Anyone else starting to notice those annoying lines/rings around their neck? Yeah? Cool. So, what's going on with that? When the heck did this happen?
You may have heard the buzz around 'tech neck' and the theory that these lines are the result of us looking down at our phones for 567 hours a day - but is this actually true? Or are there some other important factors at play?
Watch: Here are seven easy ways to improve your skin while sleeping. Post continues below.
To get the lowdown on why we're getting these neck lines and what we can do about it, we spoke to a dermatologist and asked for her advice.
What's causing those lines around my neck?
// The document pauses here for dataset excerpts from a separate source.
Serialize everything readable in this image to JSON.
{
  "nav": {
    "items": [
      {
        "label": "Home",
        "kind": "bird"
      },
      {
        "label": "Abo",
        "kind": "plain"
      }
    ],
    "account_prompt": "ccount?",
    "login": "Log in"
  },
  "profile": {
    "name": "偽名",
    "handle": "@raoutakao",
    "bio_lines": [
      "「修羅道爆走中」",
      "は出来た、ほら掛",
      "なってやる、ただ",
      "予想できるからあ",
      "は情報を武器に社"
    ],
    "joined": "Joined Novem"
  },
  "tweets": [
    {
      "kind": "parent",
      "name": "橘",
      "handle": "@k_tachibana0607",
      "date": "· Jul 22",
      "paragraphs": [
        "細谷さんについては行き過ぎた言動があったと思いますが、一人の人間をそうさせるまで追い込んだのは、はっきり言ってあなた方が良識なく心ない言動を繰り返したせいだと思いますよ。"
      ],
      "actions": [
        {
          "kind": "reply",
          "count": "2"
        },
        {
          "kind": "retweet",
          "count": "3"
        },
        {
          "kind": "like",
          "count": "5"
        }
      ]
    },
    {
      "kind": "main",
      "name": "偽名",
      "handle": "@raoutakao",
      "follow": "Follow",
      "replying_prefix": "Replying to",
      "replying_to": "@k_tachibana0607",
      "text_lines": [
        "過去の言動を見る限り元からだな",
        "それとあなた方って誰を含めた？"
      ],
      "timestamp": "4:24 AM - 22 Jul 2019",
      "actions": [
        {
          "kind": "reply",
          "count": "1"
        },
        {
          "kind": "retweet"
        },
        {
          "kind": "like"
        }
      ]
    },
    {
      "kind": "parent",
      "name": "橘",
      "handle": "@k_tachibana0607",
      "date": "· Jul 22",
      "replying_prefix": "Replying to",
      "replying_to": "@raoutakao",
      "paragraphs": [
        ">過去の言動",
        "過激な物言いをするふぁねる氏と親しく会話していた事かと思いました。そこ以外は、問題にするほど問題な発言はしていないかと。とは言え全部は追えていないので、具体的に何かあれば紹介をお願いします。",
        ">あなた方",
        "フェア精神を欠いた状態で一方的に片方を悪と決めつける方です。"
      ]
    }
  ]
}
"The main causes of horizontal neck wrinkles are loss of our skin’s important dermal plumping fibres such as collagen, elastin, and glycosaminoglycans," said dermatologist Dr Katherine Armour from Bespoke Skin Technology.
Damn. What's causing us to lose our beloved plumping fibres, then? Just ageing in general?
"This is caused by both intrinsic ageing, in which we gradually lose these plumping fibres over time, and extrinsic ageing where collagen is damaged by exposure to environmental stressors such as UV light and pollution. Ultraviolet light is the main culprit," said Dr Armour.
So, how much of it can we actually blame on our phones?
We thought it was all to do with us always being on our phones and stuff? What about the whole 'tech neck' thingo?
"In recent years, the term 'tech neck' has been bandied around. This refers to horizontal neck lines forming on the neck from having our heads tilted for long periods whilst using devices such as mobile phones, laptops and tablets," said Dr Armour.
So, is it a legit thing we should be worried about?
"This has been an age-old problem but has most likely worsened in recent years due to increased screen-time both within and outside workhours," said Dr Cara McDonald from Complete Skin Specialists. "More likely though, people are just noticing them more now, because we are doing more video-conferencing and also spend too long looking at ourselves!"
"There aren’t any studies quantifying this. But, I think our technology habits would have a relatively minor contribution," adds Dr Armour.